Here's the question: Determine the probability that a randomly chosen 5-element subset of numbers from 1 to 20 contains at least one single digit number and at least one prime number.
Hi. Currently stuck on this homework problem. I also want to clarify with this that the prime number can also be a single digit number, so (3, 10, 11, 12, 13) should be a valid combination.
First, we find the number of unrestricted 5-element subsets to be $\binom{20}{5}=15504$ That is $\frac{20!}{5!(20-5)!}=\frac{20*19*18*17*16}{5*4*3*2*1}$
We need the number of subsets that do not contain a prime number. There are $8$ prime numbers in the set, so that leaves $12$ that are not prime. There are $\binom{12}{5}=792$ subsets that do not contain a prime number.

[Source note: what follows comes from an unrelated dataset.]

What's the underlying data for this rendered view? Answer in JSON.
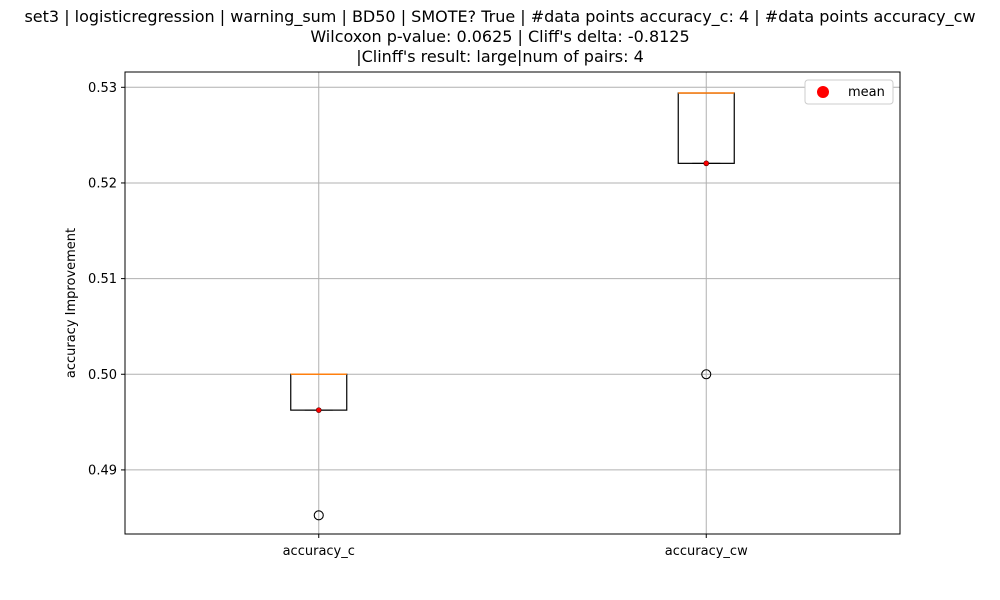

We need the number of subsets that do not contain a single-digit number. There are $9$ single-digit numbers in the set, so that leaves $11$ to choose from. There are $\binom{11}{5}=462$ subsets that do not contain a single-digit number.
We need the number of subsets that contain neither prime numbers nor single-digit numbers. There are $7$ numbers to choose from, so there are $\binom{7}{5}=21$ such subsets.
Now that we have these numbers, we can use inclusion/exclusion. We will start with the total number of subsets $(15504)$, exclude those that do not contain a prime number $(792)$ and those that do not contain a single-digit number $(462)$, then include those that do not contain either $(21)$ because they were excluded twice. This gives us our total of $$15504-792-462+21=14271$$ qualifying subsets.
The probability that on of these is randomly chosen is: $$\frac{14271}{15504}\approx 92.05\%$$